Some of the activities that are provided by our Rainbow family programme include: coaching classes, recreational visits, personality development sessions, health screening for children, art and design activities and physical activities. Children are encouraged to engage in these activities for their own physical and mental wellbeing and they have great fun in participating as it enables them to do things that they normally would not be able to do.
Rainbow family sponsorship in Pakistan:
Muslim Aid’s Rainbow family programme currently sponsors over 600 children in Pakistan and in the future we hope to support many more children in need with the generous donations of our donors. Please read the example below of what your funds can do. Young Hamza is one of many examples of children whose lives have considerably improved through the Rainbow Family programme.
After the death of her husband a year ago, Hamza Rehmatullah’s mother, could not afford to support her son and two daughters, the eldest of whom suffers from tuberculosis. As a result Hamza was unable to attend school and the quality of life for the whole family was very low.
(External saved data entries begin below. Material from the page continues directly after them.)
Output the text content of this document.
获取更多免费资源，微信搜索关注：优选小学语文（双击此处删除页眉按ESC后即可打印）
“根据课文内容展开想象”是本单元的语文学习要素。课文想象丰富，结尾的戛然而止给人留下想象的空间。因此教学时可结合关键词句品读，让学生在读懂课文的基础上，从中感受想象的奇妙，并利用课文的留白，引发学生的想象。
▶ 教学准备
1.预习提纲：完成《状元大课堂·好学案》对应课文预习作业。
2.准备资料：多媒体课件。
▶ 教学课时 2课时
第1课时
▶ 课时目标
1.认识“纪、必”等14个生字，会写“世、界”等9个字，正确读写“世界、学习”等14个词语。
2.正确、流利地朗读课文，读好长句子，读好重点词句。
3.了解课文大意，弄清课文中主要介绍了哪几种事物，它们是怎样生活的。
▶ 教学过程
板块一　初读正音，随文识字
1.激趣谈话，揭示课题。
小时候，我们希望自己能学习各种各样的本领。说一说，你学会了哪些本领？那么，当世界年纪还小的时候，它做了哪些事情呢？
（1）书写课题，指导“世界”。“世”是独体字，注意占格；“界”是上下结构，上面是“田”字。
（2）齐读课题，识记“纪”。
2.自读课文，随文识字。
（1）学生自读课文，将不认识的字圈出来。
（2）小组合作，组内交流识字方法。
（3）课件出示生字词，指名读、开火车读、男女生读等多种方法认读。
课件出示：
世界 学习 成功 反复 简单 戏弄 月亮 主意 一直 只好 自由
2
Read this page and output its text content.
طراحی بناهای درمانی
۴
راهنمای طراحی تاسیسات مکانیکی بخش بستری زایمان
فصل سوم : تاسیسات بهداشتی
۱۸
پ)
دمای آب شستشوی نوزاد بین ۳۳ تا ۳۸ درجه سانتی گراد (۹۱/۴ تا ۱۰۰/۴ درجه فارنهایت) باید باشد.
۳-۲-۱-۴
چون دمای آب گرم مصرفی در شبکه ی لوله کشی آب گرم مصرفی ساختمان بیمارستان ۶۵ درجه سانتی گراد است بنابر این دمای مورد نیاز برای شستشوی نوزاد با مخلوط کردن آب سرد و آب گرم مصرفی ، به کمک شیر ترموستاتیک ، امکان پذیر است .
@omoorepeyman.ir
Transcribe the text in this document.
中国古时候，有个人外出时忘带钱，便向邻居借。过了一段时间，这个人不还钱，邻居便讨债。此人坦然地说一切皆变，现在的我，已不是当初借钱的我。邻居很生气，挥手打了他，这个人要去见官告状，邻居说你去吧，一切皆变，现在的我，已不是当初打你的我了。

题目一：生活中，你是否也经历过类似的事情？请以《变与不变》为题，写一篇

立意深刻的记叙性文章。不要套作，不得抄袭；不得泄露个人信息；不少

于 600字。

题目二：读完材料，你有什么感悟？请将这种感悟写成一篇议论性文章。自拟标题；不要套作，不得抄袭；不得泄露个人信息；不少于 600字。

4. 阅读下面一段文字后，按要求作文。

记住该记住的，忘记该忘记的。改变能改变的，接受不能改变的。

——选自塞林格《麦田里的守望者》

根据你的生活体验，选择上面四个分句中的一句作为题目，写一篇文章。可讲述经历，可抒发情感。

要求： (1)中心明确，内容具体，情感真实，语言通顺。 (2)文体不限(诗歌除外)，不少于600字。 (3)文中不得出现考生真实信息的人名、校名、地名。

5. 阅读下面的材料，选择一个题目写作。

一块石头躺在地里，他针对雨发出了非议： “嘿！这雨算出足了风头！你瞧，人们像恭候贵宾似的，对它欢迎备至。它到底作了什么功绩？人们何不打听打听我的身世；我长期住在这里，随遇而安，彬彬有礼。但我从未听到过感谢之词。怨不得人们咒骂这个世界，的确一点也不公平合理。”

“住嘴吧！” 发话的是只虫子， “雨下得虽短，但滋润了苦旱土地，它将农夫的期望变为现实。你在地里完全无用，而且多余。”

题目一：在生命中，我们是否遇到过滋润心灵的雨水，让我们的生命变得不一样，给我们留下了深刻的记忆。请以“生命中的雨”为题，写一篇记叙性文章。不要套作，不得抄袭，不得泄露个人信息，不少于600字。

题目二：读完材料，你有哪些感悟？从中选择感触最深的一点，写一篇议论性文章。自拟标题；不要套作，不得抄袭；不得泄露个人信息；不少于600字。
Thankfully in April 2010 Muslim Aid were able to provide financial support for Hamza through a sponsorship. He now attends school and is currently learning the Holy Quran by heart. The programme has enlightened the entire family, providing not only an education, but also healthcare, clothing and nourishing food. Hamza’s mother said ‘the programme is like an angel for my family, and Allah sent it for my help’. The impact has been great, and Hamza has a future where he can better himself and help support his family.